Le temps des chefs d’œuvre et de la reconnaissance internationale

© 1993 / 2024 Tomson (Hong Kong) Films CO, LTD. / Affiche : A.R.P. (agence). Tous droits réservés.
Cette magnifique série de films continue avec le splendide La Vie sur un fil (1991) d’une poésie incroyable et qui, cette fois, a obtenu des financements internationaux. Toutefois, Chen Kaige réalise son chef d’œuvre en 1993 grâce à des financements taïwanais en adaptant au cinéma le livre Adieu ma concubine (1993).
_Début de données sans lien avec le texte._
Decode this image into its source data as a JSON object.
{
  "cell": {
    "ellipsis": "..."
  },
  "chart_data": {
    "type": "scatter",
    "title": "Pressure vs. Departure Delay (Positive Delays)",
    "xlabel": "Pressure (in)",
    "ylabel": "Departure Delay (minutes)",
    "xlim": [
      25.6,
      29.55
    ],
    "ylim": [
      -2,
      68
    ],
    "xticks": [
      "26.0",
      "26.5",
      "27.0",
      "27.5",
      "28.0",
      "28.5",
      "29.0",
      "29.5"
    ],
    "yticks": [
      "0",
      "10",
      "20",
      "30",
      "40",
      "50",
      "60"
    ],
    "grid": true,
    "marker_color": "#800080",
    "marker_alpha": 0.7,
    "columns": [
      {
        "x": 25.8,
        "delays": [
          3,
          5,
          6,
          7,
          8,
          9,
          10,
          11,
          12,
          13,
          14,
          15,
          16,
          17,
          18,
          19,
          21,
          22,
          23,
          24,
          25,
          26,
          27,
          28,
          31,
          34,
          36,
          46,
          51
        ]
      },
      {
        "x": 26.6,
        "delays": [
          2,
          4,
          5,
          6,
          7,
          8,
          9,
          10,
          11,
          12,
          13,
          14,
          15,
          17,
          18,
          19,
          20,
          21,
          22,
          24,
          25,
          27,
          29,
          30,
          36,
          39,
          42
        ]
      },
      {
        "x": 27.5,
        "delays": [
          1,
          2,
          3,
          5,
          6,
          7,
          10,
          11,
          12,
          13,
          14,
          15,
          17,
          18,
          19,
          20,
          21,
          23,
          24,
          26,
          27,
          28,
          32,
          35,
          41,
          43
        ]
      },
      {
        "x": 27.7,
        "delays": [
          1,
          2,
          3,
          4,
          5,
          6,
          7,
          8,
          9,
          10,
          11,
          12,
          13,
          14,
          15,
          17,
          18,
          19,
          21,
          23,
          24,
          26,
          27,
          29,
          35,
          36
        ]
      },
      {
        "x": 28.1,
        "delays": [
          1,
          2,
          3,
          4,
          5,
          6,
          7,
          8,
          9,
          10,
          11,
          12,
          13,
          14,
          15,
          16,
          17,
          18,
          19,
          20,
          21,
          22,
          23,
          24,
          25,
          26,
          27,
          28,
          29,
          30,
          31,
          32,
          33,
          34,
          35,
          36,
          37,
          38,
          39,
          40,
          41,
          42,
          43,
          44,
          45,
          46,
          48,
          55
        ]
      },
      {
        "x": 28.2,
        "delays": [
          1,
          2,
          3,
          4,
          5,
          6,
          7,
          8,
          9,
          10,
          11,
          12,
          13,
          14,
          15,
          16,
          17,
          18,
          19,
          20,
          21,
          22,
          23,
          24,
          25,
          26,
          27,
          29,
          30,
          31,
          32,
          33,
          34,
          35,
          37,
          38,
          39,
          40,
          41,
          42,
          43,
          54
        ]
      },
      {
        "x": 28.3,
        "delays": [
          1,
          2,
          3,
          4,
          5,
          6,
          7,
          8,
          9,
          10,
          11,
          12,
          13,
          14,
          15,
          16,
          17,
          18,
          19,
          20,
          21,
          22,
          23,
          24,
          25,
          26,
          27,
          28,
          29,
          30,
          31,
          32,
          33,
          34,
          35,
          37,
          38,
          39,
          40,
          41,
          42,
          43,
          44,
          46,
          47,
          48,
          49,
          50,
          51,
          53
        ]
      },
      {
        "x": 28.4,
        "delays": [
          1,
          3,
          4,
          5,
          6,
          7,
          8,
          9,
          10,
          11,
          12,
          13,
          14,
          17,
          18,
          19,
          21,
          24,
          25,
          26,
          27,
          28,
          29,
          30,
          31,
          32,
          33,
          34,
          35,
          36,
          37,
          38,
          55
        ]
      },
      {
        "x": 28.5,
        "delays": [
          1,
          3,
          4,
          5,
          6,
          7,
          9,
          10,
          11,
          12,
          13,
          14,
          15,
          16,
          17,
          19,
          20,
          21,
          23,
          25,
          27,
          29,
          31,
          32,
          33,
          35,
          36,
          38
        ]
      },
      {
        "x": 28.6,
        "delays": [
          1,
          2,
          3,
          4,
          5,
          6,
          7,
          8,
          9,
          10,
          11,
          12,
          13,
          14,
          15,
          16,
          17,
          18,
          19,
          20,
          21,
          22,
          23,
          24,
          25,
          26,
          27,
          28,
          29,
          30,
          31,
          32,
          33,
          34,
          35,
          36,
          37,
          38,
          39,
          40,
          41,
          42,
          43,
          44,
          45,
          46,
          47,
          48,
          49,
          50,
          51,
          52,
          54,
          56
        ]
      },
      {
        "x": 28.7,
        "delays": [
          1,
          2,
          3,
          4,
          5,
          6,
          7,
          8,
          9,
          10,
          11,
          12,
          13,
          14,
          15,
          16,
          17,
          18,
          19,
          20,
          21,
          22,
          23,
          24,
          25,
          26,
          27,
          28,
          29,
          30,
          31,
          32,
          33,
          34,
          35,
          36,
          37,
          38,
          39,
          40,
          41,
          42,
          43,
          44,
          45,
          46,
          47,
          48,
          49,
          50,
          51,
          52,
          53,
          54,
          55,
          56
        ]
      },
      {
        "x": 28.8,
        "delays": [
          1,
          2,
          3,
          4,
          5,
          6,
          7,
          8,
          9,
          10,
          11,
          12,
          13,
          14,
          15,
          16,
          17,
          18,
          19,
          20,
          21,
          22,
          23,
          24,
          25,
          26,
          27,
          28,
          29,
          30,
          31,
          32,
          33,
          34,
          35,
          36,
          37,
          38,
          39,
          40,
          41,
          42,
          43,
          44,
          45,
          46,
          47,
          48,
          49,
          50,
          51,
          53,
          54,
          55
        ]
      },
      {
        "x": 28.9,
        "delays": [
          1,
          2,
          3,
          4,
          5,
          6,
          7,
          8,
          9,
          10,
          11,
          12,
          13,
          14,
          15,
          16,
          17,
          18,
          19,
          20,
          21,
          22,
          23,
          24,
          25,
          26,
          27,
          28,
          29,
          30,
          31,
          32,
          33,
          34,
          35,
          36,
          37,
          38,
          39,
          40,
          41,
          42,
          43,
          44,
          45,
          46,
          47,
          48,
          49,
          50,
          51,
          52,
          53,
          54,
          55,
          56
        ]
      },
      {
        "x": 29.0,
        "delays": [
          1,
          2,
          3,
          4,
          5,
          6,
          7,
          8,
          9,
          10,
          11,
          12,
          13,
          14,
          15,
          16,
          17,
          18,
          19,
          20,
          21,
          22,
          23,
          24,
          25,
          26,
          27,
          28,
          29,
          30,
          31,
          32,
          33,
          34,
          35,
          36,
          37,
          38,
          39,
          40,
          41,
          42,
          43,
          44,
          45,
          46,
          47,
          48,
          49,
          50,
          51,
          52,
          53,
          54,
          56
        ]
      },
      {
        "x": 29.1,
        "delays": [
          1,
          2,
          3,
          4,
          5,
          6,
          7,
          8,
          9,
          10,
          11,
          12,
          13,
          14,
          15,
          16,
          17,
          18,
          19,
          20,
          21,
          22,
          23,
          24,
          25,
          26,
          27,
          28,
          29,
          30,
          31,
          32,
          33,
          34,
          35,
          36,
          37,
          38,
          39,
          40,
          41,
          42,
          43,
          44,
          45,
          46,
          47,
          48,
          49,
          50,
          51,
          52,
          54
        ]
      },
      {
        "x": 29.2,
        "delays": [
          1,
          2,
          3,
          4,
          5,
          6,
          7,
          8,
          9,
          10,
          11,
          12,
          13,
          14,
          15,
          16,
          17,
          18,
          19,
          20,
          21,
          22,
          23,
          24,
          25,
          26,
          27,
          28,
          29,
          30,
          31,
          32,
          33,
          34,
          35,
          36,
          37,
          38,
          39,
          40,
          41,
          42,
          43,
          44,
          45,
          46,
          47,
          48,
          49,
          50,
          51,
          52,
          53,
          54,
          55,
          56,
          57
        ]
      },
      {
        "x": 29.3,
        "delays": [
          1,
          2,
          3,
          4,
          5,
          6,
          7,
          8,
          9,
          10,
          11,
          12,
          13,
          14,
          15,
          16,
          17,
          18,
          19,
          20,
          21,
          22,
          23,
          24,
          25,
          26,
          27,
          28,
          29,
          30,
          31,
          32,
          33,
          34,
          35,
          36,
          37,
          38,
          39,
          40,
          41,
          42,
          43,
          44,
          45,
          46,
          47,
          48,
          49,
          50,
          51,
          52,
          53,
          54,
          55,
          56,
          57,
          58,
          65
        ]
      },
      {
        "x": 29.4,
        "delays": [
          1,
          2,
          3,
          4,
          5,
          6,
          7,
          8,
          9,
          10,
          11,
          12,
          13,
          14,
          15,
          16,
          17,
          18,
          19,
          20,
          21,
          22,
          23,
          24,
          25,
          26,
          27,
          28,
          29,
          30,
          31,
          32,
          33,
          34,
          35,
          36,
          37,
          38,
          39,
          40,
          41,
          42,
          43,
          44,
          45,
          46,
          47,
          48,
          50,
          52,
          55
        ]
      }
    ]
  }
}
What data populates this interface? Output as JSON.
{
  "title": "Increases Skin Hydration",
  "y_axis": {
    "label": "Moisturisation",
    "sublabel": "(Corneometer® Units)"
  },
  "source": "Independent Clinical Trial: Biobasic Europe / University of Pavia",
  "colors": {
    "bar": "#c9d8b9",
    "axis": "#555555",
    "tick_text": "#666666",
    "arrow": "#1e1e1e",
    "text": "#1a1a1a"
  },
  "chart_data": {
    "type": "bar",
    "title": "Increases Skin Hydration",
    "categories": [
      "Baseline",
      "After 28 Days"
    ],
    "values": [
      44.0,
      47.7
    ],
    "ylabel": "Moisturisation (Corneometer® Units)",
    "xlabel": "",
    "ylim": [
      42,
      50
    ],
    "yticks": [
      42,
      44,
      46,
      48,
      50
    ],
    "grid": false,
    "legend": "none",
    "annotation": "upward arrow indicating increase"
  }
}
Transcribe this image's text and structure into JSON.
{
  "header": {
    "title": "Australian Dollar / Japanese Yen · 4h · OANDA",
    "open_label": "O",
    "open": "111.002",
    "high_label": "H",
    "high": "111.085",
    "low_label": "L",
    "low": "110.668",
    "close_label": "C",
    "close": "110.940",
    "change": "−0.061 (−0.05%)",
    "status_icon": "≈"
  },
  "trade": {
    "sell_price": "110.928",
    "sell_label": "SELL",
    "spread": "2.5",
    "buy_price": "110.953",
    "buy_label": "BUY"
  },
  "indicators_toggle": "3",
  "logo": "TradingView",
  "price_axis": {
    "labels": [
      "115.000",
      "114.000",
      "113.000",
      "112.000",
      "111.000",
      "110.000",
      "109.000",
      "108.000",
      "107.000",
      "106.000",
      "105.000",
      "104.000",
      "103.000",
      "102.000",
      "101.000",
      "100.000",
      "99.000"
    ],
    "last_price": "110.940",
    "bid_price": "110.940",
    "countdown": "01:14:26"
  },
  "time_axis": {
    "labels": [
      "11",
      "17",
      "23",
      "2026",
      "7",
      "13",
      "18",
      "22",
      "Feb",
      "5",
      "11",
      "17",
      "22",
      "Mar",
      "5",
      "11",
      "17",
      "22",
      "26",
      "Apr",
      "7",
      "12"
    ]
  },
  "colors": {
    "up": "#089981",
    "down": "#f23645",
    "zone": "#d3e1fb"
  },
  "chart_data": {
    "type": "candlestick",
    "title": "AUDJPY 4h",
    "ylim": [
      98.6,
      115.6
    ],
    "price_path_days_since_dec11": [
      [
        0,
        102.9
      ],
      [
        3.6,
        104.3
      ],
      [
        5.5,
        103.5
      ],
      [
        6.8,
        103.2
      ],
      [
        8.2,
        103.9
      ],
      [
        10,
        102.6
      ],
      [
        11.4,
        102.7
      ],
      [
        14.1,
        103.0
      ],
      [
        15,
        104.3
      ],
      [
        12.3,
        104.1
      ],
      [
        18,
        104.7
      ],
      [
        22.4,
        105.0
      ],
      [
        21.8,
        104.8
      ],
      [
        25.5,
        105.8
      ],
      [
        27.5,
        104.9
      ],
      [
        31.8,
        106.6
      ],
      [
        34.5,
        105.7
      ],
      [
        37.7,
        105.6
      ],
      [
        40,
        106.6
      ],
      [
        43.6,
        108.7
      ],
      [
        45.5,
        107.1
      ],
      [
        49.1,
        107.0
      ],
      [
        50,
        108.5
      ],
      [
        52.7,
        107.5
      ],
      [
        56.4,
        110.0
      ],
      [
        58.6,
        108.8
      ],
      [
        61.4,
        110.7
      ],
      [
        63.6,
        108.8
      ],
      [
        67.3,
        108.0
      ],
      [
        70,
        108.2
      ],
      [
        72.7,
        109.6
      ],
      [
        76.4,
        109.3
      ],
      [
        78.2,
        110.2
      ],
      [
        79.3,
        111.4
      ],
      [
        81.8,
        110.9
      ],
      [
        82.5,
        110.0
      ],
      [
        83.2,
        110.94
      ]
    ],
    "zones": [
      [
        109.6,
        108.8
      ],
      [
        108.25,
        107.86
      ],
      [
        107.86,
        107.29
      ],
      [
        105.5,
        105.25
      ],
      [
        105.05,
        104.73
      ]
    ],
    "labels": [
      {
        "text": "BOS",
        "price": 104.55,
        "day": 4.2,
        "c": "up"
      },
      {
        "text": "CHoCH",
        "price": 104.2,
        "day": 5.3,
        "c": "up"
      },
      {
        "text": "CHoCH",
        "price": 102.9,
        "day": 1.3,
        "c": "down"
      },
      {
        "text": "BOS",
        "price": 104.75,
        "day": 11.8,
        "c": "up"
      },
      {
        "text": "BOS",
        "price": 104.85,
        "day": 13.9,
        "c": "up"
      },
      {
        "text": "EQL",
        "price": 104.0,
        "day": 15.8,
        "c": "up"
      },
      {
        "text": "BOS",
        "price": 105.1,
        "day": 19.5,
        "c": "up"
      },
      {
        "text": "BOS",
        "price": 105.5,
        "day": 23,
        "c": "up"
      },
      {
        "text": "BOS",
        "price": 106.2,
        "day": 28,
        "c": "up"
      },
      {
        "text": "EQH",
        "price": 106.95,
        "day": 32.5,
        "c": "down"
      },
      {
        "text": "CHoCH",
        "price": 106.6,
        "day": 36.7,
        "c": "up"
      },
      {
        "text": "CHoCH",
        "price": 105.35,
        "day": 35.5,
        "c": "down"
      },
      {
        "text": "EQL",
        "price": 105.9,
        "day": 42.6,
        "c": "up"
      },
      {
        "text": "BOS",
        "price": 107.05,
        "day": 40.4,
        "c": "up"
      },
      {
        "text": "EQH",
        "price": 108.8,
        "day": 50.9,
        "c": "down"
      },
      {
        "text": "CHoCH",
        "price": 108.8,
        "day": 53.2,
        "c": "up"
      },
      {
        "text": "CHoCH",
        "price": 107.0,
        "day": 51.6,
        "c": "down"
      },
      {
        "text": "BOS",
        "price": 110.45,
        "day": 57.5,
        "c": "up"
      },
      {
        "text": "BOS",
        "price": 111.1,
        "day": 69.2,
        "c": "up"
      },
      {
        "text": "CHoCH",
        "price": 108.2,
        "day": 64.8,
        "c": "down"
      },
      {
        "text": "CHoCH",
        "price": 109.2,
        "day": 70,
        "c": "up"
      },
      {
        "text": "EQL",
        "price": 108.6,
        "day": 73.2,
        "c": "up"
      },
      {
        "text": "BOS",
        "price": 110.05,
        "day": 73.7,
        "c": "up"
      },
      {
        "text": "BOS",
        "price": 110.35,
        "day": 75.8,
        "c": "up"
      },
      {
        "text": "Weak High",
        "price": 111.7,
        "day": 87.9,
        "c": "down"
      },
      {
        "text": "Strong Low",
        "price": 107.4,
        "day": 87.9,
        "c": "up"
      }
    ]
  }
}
D’une beauté plastique hors norme, le métrage est aussi une dénonciation cruelle des méfaits de la Révolution culturelle, tout en traitant d’un sujet encore tabou en Asie, à savoir l’homosexualité. Présenté au Festival de Cannes, le métrage remporte la Palme d’Or, ex aequo avec La Leçon de piano (Jane Campion).
Malheureusement pour le réalisateur, le pouvoir en place est furieux contre lui et Chen Kaige doit continuer à tourner grâce à des financements étrangers. Il enchaîne avec Temptress Moon (1996), nettement moins réussi et qui ne parvient même pas à sortir dans les salles françaises. Grâce à des financements franço-japonais, il peut mener à bien la fresque L’Empereur et l’assassin (1998) qui est de meilleure tenue, mais ne retrouve pas la flamboyance de sa Palme d’or.
L’irrémédiable déclin dans un régime d’oppression
Finalement, au début des années 2000, Chen Kaige s’exile un temps aux Etats-Unis où il parvient à tourner un unique thriller, l’insipide Feu de glace (2002) qui aurait pu être réalisé par n’importe quel tâcheron hollywoodien. Déçu de cette expérience américaine, Chen Kaige retourne vivre en Chine où il réalise le mélodrame L’Enfant au violon (2002), puis la grande fresque fantastique Wu ji – La légende des cavaliers du vent (2005), complètement ratée à cause de l’abus d’effets numériques peu maîtrisés.
Les cinéphiles semblent bel et bien avoir perdu Chen Kaige qui d’abord continuer à œuvrer dans le mélodrame insipide (L’Orphelin de la famille Zhao en 2010), avant de vendre son âme au régime en place qui a repris le contrôle du cinéma national chinois. Désormais, lui comme Zhang Yimou, doivent se plier aux exigences du Parti pour espérer travailler.
Chen Kaige tourne désormais régulièrement de grandes fresques patriotiques à visée propagandiste. Bref, tout ce qu’il condamnait dans sa jeunesse. Parmi ses créations, on trouve notamment La Bataille du lac Changjin (2021). Mais en réalité, ces réalisations demeurent impersonnelles et ne sont là que pour contenter le régime dictatorial en place.